Reading further in the paper, he came across a brief article having to do with a women's organization in Berne, Switzerland, which had met to declare once more its anxiety about colonization.
COLONIAL SAFETY COMMITTEE ALARMED OVER CONDITIONS
OF MARS LANDING FIELDS
The ladies, in a petition presented to the Colonial Department of the UN, had expressed once more their conviction that the fields on Mars at which ships from Earth landed were too remote from habitation and from the water system. Passengers in some cases had been required to trek over a hundred miles of wasteland, and these included women and children and old people. The Colonial Safety Committee wanted the UN to pass a regulation compelling ships to land at fields within twenty-five miles of a major (named) canal.
Do-gooders, Arnie Kott thought as he read the article. Probably not one of them has ever been off Earth; they just know what somebody wrote home in a letter, some aunt retiring to Mars on a pension, living on free UN land and naturally griping. And of course they also depended on their member in residence on Mars, a certain Mrs. Anne Esterhazy; she circulated a mimeographed newsletter to other public-spirited ladies throughout the settlements. Arnie received and read her newsletter, _The Auditor Speaks Back_, a title at which he gagged. He gagged, too, at the one- and two-line squibs inserted between longer articles:
Pray for potable purification!! Contact colony charismatic
councilors and witness for water filtration we can be proud
of!
He could hardly make out the meaning of some of the _Auditor Speaks Back_ articles, they were phrased in such special jargon. But evidently the newsletter had attracted an audience of devoted women who grimly took each item to heart and acted out the deeds asked of them. Right now they were undoubtedly complaining, along with the Colonial Safety Committee back on Earth, about the hazardous distances separating most of the landing fields on Mars from water sources and human habitation. They were doing their part in one of the many great fights, and in this particular case, Arnie Kott had managed to gain control of his nausea. For of the twenty or so landing fields on Mars, only one lay within twenty-five miles of a major canal, and that was Samuel Gompers Field, which served his own settlement. If by some chance the pressure of the Colonial Safety Committee was effective, then all incoming passenger ships from Earth would have to land at Arnie Kott's field, with the revenue received going to his settlement.

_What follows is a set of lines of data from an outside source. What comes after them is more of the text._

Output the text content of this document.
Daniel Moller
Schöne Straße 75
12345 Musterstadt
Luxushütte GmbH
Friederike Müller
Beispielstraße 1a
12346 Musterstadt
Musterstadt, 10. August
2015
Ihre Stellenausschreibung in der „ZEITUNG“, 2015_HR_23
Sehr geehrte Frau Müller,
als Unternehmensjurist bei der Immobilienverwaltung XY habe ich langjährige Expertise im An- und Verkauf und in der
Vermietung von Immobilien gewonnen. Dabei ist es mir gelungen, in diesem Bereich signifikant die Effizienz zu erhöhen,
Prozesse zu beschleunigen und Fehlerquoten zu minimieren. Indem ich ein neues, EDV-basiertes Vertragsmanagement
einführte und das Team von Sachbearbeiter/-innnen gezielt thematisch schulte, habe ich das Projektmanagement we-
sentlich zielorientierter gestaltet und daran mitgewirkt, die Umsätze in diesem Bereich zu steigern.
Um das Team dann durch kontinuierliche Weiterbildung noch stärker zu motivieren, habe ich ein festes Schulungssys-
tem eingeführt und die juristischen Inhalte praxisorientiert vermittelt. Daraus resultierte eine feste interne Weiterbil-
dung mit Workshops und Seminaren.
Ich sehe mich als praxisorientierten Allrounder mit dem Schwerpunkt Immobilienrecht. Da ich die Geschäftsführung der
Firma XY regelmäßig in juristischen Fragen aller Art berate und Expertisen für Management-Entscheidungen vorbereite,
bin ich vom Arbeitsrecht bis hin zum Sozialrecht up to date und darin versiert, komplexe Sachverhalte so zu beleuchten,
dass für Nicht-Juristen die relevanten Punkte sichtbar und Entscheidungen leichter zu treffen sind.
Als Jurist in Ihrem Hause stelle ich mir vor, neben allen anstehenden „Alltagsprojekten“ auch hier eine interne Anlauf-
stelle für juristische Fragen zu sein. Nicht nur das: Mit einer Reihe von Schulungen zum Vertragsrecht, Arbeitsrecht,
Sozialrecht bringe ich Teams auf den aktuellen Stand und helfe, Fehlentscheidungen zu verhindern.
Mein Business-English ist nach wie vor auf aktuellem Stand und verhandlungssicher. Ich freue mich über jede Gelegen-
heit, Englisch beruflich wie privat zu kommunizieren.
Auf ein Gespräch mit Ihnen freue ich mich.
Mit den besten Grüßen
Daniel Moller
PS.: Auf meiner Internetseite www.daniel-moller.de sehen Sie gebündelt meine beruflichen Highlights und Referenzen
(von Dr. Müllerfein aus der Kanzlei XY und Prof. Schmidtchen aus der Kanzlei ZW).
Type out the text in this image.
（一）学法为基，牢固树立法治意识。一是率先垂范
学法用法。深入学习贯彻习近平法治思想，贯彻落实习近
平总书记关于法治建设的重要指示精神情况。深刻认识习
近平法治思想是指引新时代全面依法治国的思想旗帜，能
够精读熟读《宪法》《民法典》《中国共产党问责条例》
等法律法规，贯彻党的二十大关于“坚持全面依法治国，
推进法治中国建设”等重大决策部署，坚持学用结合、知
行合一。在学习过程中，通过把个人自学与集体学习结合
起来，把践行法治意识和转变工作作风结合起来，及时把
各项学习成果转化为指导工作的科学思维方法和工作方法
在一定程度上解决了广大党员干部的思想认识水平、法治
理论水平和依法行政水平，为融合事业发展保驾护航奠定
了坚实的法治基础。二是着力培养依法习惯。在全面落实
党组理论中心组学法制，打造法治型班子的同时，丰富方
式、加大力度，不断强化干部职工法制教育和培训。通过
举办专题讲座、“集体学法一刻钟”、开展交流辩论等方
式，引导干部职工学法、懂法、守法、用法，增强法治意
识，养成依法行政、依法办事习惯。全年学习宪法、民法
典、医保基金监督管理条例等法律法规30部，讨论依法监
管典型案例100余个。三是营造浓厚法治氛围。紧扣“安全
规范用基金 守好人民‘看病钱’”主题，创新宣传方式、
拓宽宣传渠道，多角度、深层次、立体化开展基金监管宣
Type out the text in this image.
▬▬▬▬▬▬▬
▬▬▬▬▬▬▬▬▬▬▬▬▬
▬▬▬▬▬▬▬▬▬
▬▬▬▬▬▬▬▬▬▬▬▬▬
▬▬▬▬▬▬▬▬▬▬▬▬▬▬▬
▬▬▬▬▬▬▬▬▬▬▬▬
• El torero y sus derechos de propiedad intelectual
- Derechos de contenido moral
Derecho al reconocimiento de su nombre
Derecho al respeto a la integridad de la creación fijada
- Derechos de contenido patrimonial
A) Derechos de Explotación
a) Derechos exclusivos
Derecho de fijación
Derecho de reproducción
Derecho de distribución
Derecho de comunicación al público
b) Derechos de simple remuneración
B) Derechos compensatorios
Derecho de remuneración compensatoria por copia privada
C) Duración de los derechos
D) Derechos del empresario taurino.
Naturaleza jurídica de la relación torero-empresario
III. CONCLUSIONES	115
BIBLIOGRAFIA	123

It was far from accidental that Mrs. Esterhazy and her newsletter and organization on Earth were advocating a cause which would be of economic value to Arnie. Anne Esterhazy was Arnie's ex-wife. They were still good friends, and still owned jointly a number of economic ventures which they had founded or bought into during their marriage. On a number of levels they still worked together, even though on a strictly personal basis they had no common ground whatsoever. He found her aggressive, domineering, overly masculine, a tall and bony female with a long stride, wearing low-heeled shoes and a tweed coat and dark glasses, a huge leather purse slung from a strap over her shoulder... but she was shrewd and intelligent and a natural executive. As long as he did not have to see her outside of the business context, he could get along with her.